- No CPR - No guerra - 26°corteo per la Palestina

Tipo appuntamento:

Data appuntamento: 
Sabato, 6 Aprile, 2024 - 22:22

-------- Messaggio originale --------
Oggetto: Sabato 6 marzo - No CPR - No guerra - 26°corteo per la
Palestina
Data: 2024-04-04 12:34
Mittente: elio lupoli <eliolupoli@gmail.com>
Destinatario: CsaVittoria <info@csavittoria.org>

https://www.csavittoria.org/it/node/786

PARTECIPIAMO TUTTE E TUTTI ALLA 26ESIMA MOBILITAZIONE IN SOLIDARIETÀ AL
POPOLO PALESTINESE

Partecipiamo tutte e tutti alla 26esima mobilitazione in solidarietà al
popolo Palestinese con le Organizzazioni e le Comunità Palestinesi con
uno spezzone nel corteo contro i CPR.

SABATO 6 APRILE CORTEO

CONCENTRAMENTO ore 15,00 in Piazza Tricolore a Milano.

No ai CPR e al razzismo di stato

L’Italia è entrata in guerra ed è complice del Genocidio

Fermiamo il Genocidio e la Pulizia Etnica in Palestina

_Chiudiamo i CPR! Chiudiamo i lager di stato!_

Arroganza, colpevolizzazione, punizione, umiliazione come forma di
espiazione, criminalizzazione, repressione e, di questi ultimi giorni,
deterrenza. Questa è l’impronta ideologica con cui affrontano le
contraddizioni sociali, questo è il gergo prodotto dalla subcultura
repressiva del governo Meloni-Salvini-Tajani.

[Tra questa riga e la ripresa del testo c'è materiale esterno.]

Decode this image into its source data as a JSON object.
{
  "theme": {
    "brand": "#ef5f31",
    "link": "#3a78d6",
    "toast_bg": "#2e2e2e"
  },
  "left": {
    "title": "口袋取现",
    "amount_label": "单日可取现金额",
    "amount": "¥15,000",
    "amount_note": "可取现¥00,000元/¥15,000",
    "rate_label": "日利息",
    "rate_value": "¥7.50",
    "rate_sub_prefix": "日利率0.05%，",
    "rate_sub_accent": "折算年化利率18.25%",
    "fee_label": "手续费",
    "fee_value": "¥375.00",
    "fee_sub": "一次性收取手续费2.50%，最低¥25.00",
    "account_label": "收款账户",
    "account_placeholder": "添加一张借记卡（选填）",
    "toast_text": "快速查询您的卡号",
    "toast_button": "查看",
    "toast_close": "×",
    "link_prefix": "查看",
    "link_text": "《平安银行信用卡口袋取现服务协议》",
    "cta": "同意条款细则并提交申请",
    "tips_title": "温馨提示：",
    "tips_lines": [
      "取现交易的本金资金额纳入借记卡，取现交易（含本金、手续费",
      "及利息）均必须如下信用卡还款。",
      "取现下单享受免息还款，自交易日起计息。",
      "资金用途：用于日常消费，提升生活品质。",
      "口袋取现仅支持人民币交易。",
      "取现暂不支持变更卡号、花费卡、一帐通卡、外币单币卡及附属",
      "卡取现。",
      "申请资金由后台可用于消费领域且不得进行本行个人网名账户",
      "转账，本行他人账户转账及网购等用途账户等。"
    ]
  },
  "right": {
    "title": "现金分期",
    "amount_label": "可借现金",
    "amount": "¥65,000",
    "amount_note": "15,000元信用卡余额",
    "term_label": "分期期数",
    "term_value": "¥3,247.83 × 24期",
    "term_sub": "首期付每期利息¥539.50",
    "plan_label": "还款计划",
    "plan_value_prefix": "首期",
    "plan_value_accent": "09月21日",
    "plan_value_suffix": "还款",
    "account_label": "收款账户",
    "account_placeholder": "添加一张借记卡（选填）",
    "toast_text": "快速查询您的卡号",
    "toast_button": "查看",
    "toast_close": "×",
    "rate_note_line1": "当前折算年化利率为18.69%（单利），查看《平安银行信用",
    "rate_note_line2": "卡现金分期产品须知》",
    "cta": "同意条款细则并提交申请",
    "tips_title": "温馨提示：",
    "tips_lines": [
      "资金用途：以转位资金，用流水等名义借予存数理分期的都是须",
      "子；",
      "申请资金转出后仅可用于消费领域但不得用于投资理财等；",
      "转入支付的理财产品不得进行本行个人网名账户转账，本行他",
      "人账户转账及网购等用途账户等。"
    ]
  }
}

La declinazione di questo approccio razzista all’immigrazione è
conseguentemente la morte in mare usata scientificamente come
"deterrenza" contro i “viaggi della speranza” per i migranti e per i
profughi che scappano da fame e guerre. Più ne muoiono e più grande
sarà il messaggio di deterrenza … finché non impareranno che in
Italia non si può venire. D’altra parte, che razza di padri e madri
di famiglia partirebbero con dei bambini per un viaggio così pericoloso
… per ricordare la frase infame del ministro dell’interno
Piantedosi.

La strage di Cutro è stata il manifesto politico del razzismo di stato
ma, a questa strage, ne sono seguite e continuano a susseguirsene altre.
Vite spezzate per razzismo, disprezzo e menefreghismo indotto e
calcolato.

Come messaggio di deterrenza.

Perché è stata abbandonata ogni strategia, pur minima, per garantire
il salvataggio dei naufraghi, perché le navi di soccorso delle ONG
vengono dirottate, invece che nel porto idoneo più vicino, verso punti
di attracco lontani anche giorni di navigazione, così da evitare un
reale presidio di umanità nel Mar Mediterraneo e salvare vite umane. E
quando uomini, donne, bambine e bambini riescono finalmente ad arrivare,
diventano immediatamente “fuorilegge” e “clandestini”.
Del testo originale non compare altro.